When retention ends, data are deleted or irreversibly anonymised.
11. Your rights (Arts. 12–22)
You may request access, rectification, erasure, restriction, portability (for data you provided, when processed by automated means based on consent or contract), and object to processing based on legitimate interests. You may object at any time to direct marketing (including related profiling). Where processing relies on consent, you may withdraw it at any time (lawfulness before withdrawal remains).
To exercise rights:vertera.estonia@gmail.com. We reply within one month (extendable up to two months for complex requests). We may verify your identity.
12. Cookies and consent
We use cookies and similar tech to operate the Website, remember preferences, analyse traffic and—only with your consent—to personalise content/ads. Details (categories, purposes, retention, third parties) are shown in the Cookie Policy and the consent tool, where you can change/withdraw choices at any time via the banner or a “Cookie settings” link in the footer. Non-essential cookies are not set before consent.

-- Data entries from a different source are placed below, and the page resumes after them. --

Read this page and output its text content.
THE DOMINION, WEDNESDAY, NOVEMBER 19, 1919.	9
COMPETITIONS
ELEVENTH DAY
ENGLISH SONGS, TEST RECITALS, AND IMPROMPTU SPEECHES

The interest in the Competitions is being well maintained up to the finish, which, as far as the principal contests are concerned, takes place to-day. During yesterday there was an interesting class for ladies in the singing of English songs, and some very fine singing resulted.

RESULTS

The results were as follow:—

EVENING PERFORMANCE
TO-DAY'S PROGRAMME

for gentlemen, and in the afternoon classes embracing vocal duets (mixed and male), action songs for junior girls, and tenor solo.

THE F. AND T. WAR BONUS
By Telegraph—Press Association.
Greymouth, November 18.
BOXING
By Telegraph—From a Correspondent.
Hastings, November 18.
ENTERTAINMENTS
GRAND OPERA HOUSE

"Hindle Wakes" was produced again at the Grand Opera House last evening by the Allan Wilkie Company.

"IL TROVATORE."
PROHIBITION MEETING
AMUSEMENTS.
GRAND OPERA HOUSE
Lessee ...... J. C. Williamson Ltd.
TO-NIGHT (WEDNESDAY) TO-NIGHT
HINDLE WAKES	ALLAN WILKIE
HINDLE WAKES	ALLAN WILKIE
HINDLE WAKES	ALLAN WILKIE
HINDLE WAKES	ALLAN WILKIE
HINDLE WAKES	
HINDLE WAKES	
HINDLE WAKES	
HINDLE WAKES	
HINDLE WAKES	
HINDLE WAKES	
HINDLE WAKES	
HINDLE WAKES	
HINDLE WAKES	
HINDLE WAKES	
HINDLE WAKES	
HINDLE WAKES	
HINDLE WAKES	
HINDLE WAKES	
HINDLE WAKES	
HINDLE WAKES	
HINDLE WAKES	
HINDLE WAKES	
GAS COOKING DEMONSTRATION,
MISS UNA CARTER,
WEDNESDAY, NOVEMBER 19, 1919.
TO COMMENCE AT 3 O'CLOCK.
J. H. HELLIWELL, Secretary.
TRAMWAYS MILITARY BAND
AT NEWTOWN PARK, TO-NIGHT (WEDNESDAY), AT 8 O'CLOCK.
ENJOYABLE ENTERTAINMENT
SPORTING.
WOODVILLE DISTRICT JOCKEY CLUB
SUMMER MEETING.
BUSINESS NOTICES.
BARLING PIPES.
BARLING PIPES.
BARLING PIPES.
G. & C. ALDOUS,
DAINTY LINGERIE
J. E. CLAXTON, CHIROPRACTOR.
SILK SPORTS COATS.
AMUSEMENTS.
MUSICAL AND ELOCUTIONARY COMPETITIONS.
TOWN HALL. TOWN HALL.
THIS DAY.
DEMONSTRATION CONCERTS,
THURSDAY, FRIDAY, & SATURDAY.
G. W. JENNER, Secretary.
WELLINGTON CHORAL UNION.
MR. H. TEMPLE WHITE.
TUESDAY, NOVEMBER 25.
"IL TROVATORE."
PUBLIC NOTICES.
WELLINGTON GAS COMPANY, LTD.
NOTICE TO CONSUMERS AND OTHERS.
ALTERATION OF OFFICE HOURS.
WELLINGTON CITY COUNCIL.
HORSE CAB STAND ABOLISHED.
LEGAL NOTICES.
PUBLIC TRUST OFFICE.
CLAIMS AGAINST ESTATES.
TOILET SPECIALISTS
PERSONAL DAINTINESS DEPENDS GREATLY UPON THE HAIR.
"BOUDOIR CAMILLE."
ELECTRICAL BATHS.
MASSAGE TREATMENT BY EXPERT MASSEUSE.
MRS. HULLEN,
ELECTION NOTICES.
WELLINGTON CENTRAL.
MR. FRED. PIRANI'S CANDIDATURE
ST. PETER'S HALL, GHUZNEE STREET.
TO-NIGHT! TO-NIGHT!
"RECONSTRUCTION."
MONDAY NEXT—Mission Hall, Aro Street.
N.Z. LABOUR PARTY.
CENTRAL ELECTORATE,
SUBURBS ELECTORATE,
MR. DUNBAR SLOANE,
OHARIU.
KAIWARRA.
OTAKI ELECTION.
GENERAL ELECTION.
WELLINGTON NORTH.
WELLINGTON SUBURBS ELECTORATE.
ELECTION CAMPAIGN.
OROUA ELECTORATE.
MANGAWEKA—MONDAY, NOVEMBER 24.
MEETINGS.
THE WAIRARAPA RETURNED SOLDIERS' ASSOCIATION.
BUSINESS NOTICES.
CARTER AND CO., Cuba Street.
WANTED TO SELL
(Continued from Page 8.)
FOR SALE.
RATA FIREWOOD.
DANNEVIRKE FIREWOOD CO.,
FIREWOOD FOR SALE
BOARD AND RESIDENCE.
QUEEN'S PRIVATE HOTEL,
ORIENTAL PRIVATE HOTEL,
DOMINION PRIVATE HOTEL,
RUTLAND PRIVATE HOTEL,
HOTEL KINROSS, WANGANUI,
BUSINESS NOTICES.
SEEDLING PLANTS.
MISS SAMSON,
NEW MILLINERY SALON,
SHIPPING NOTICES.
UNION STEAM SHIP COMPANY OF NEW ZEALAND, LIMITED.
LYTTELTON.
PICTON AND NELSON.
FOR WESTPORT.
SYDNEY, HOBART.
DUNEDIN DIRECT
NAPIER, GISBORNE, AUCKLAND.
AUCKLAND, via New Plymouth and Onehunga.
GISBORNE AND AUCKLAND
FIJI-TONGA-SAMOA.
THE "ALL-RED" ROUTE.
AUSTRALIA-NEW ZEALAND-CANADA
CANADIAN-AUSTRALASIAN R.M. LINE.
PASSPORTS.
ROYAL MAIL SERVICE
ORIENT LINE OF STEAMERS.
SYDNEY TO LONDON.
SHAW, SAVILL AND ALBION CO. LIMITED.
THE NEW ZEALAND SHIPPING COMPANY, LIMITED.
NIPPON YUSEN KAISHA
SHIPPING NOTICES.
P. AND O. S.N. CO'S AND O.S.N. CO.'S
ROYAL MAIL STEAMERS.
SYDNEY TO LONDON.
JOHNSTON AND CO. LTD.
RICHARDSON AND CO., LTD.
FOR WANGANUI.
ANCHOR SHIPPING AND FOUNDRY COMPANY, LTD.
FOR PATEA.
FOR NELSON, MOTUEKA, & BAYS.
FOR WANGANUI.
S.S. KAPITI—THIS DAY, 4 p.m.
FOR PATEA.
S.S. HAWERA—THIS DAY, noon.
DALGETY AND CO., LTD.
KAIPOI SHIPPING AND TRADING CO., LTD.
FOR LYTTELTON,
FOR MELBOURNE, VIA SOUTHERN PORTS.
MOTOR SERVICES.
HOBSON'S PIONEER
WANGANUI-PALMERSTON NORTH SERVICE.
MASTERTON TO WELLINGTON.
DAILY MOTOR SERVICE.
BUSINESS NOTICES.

13. Direct marketing & service messages
Marketing is sent only with consent or under soft opt-in (where permitted) for similar own products to existing customers. Every message contains an unsubscribe link. Service communications (e.g., order updates) are not marketing.
14. Security
We implement appropriate technical and organisational measures: access control; encryption in transit and, where appropriate, at rest; network/app security; backups; staff training; internal policies; vendor due diligence. No system is perfectly secure; residual risks remain.
15. Automated decisions
We do not make decisions based solely on automated processing that produce legal effects concerning you or similarly significantly affect you. Limited profiling for analytics/marketing may occur with consent or where permitted by law; you can opt out as described above.
16. Data breaches
We assess personal data breaches and will notify the supervisory authority and, where there is a high risk to you, inform you without undue delay, in accordance with GDPR.
17. Complaints
You can contact us first at vertera.estonia@gmail.com. You also have the right to complain to your local authority.
In Estonia: Andmekaitse Inspektsioon (AKI) — see www.aki.ee.
18. Changes
We may update this Policy. The updated version will carry a new effective date; where changes are material, we will provide additional notice where reasonable.